Deutsches Fernsehen:Was kostet die Welt?

Im Sommer zeigt sich besonders deutlich, wie unwiederbringlich das klassische Fernsehen seine Alleinstellung verloren hat. Bezahlsender und Streamingdienste sind auch hierzulande längst etabliert. Ist das kostenlose TV bald Geschichte?

Von Katharina Riehl

Wer in den vergangenen Wochen seine Abendunterhaltung im deutschen Fernsehprogramm suchte, der traf dort viele alte Bekannte. Die ARD zeigt schon seit Ende Juni nur noch alte Episoden des "Tatort", am kommenden Sonntag endet die Sommerpause. Im ZDF waren die Kriminalfälle wochenlang ebenfalls gut abgehangen, die Satire-Sendung "Heute-Show" ist noch im Sommerurlaub, der des RTL-Quiz "Wer wird Millionär" endet an diesem Montag.

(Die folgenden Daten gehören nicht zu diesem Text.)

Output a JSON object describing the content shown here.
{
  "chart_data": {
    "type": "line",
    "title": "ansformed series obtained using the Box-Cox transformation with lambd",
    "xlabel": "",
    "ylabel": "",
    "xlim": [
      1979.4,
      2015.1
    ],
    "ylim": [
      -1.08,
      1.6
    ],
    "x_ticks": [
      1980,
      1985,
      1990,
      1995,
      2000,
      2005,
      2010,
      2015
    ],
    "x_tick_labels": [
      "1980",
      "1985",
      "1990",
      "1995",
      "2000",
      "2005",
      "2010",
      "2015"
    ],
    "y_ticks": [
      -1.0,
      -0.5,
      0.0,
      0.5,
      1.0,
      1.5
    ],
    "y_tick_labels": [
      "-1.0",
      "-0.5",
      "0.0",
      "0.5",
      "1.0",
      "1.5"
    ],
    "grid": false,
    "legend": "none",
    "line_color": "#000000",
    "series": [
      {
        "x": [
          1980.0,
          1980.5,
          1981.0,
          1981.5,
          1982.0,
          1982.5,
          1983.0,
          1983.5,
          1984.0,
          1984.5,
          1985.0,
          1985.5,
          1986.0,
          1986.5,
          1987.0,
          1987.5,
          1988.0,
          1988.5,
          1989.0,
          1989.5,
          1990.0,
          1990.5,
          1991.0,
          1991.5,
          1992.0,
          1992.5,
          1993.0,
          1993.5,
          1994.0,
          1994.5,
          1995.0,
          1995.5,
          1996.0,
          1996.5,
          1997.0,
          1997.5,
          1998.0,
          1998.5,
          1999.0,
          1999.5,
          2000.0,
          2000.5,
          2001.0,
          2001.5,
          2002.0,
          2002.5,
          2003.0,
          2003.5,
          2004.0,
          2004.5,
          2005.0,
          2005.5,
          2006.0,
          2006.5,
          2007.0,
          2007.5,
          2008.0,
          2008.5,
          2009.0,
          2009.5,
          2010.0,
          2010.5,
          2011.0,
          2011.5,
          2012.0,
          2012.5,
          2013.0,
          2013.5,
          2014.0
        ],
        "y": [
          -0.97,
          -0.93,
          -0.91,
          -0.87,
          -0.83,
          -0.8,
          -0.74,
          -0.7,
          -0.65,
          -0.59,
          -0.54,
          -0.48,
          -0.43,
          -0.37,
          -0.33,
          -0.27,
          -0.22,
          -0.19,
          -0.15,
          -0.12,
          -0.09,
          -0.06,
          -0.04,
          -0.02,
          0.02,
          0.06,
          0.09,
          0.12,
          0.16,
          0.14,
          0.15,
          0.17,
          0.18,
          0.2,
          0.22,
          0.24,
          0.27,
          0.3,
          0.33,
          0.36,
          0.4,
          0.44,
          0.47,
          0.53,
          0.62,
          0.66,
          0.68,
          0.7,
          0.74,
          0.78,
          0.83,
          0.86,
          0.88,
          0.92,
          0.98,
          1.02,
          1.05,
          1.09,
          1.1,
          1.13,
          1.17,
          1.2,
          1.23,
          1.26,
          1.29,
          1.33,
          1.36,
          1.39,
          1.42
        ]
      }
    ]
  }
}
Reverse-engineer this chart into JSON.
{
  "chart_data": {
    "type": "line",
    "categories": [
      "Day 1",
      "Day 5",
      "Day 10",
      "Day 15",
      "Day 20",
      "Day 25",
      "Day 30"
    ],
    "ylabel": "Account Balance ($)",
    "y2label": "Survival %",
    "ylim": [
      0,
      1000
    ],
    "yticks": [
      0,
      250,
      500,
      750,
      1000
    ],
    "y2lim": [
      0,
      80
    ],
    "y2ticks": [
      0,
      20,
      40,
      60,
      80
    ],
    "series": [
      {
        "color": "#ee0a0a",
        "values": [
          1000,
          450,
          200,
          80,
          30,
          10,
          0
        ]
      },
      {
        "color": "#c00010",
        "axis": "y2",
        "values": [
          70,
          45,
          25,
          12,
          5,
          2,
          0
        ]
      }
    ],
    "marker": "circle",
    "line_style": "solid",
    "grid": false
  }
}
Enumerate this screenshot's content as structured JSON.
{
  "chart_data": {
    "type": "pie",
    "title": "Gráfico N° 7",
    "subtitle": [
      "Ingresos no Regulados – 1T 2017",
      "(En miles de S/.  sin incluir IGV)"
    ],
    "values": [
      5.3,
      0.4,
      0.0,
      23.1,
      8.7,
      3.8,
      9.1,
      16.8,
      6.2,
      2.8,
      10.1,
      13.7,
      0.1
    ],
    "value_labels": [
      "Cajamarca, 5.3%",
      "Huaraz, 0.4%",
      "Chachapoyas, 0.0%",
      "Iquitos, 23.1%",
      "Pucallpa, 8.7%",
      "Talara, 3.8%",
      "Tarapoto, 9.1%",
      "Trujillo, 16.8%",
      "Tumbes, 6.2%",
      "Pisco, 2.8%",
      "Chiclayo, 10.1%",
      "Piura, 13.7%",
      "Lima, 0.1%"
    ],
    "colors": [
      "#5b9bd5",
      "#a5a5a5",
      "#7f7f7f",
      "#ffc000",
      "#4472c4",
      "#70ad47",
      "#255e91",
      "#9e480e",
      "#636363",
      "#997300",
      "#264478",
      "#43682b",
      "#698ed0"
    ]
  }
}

Die öffentlich-rechtlichen und privaten Sender stellen während des Sommers auf Wiederholungsschleife, Krimireihen, Ratespiele und Talkshows pausieren, bis man das Publikum wieder vor dem Fernseher vermutet. Das war immer so, und dass dieser Umstand 2017 so viel deutlicher auffällt als noch vor zehn Jahren, liegt vor allem daran, dass sich das Fernsehen und die damit verbundenen Gewohnheiten so radikal verändert haben. Zu keiner anderen Jahreszeit kann man besser beobachten, wie unwiederbringlich das klassische Fernsehen seine Alleinstellung verloren hat.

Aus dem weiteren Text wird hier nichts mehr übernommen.